The Managing Director of the International Monetary Fund (IMF), Kristalina Georgieva, has warned that African countries are among the hardest hit by the economic consequences of the ongoing conflict in the Middle East, as rising fuel prices continue to strain economies across the continent.
According to Georgieva, although the global economy has shown resilience despite the conflict, many developing countries, particularly in Africa, are struggling with the fallout from surging energy costs.
“The global economy appears to be holding up, but this overall resilience masks significant disparities,” she said.
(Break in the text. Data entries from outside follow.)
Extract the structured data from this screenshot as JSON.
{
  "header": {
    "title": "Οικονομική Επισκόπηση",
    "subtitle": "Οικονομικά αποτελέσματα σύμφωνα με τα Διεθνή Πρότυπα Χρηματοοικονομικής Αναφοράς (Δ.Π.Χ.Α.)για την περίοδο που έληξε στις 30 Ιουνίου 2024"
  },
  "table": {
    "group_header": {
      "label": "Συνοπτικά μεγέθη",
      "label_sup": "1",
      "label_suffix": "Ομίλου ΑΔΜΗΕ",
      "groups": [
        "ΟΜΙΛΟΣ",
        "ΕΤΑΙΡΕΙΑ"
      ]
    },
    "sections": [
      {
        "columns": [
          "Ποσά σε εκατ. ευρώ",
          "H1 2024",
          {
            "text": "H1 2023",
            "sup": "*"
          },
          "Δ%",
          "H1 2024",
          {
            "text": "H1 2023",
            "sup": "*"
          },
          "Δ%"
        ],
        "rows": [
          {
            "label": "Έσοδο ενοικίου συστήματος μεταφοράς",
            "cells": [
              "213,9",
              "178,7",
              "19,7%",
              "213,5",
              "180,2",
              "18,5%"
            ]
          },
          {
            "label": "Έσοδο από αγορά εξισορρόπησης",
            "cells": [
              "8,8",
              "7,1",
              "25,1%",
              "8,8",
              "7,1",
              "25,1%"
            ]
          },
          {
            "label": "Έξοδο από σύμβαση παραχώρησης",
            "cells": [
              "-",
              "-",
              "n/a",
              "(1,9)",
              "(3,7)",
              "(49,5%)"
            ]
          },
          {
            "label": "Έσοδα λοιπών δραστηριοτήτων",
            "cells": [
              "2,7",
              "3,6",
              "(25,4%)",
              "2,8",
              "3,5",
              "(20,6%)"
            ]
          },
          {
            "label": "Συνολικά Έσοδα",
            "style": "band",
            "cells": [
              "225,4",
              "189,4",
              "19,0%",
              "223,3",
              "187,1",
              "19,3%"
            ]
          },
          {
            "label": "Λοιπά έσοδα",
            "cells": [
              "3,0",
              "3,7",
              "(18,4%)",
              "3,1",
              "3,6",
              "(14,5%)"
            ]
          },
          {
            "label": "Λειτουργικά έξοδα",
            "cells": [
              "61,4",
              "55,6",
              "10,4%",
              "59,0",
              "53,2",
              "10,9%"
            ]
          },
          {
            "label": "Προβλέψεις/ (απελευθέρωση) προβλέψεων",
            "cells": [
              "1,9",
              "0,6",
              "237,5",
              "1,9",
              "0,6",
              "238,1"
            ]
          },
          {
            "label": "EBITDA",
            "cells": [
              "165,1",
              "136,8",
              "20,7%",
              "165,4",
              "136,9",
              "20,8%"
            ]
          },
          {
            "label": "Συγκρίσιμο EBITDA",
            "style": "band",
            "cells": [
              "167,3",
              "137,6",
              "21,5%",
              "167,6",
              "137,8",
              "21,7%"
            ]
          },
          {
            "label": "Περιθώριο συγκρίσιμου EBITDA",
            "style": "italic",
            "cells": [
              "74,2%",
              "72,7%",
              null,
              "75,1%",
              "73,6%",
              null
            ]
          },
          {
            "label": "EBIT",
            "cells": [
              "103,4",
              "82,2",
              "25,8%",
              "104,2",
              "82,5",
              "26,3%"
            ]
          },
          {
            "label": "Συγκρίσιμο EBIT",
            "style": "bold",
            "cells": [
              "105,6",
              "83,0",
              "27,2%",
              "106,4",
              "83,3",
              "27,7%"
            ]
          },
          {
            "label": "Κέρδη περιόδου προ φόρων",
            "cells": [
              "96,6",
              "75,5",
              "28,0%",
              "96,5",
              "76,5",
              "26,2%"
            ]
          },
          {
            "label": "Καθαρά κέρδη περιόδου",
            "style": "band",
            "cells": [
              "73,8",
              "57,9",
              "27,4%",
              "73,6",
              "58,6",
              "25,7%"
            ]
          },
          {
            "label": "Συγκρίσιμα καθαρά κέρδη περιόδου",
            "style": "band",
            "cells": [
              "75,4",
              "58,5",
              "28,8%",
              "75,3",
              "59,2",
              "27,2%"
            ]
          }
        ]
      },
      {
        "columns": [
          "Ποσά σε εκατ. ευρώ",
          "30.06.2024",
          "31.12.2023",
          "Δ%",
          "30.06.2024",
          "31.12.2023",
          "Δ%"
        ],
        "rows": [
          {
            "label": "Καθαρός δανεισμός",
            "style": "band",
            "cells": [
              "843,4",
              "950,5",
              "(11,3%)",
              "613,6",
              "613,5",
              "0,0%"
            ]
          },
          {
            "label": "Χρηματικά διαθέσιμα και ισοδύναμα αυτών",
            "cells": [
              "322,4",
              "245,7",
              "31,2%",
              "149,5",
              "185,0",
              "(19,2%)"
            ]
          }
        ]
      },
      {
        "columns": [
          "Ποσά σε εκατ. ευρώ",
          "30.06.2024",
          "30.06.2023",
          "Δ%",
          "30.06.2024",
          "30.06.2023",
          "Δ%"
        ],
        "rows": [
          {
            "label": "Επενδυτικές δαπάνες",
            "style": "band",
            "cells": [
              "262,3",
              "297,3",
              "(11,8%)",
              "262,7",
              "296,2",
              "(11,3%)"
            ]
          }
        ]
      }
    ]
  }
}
The IMF chief explained that oil prices have increased by approximately 30 percent since the conflict began, creating fresh inflationary pressures and putting additional strain on government finances in countries that rely heavily on imported fuel.
She noted that many African nations have limited fiscal space to cushion the impact of rising energy costs, making them especially vulnerable to external shocks.
“The strain is especially visible in Africa,” Georgieva stated.
According to her, countries such as Ethiopia, Malawi and Zambia have already experienced fuel shortages, while several others have seen significant increases in fuel prices, adding pressure on households and businesses.
The IMF boss also cautioned that the impact extends beyond the energy sector. Rising fuel costs are driving up the prices of fertilisers and food, raising concerns about food security in many low-income countries.
She warned that prolonged disruptions could make it difficult for farmers to access affordable agricultural inputs, potentially reducing crop production and worsening inflation.
Georgieva, however, noted that financial markets have remained relatively stable despite the uncertainty. She added that investments in technology sectors, particularly artificial intelligence and data centres, continue to support growth in some advanced economies.
She urged policymakers around the world to remain flexible and proactive in responding to evolving economic risks while protecting vulnerable populations from the effects of rising prices.
Georgieva further assured that the IMF remains committed to supporting affected countries through financial assistance, policy guidance and capacity-building programmes aimed at strengthening economic resilience in the face of global challenges.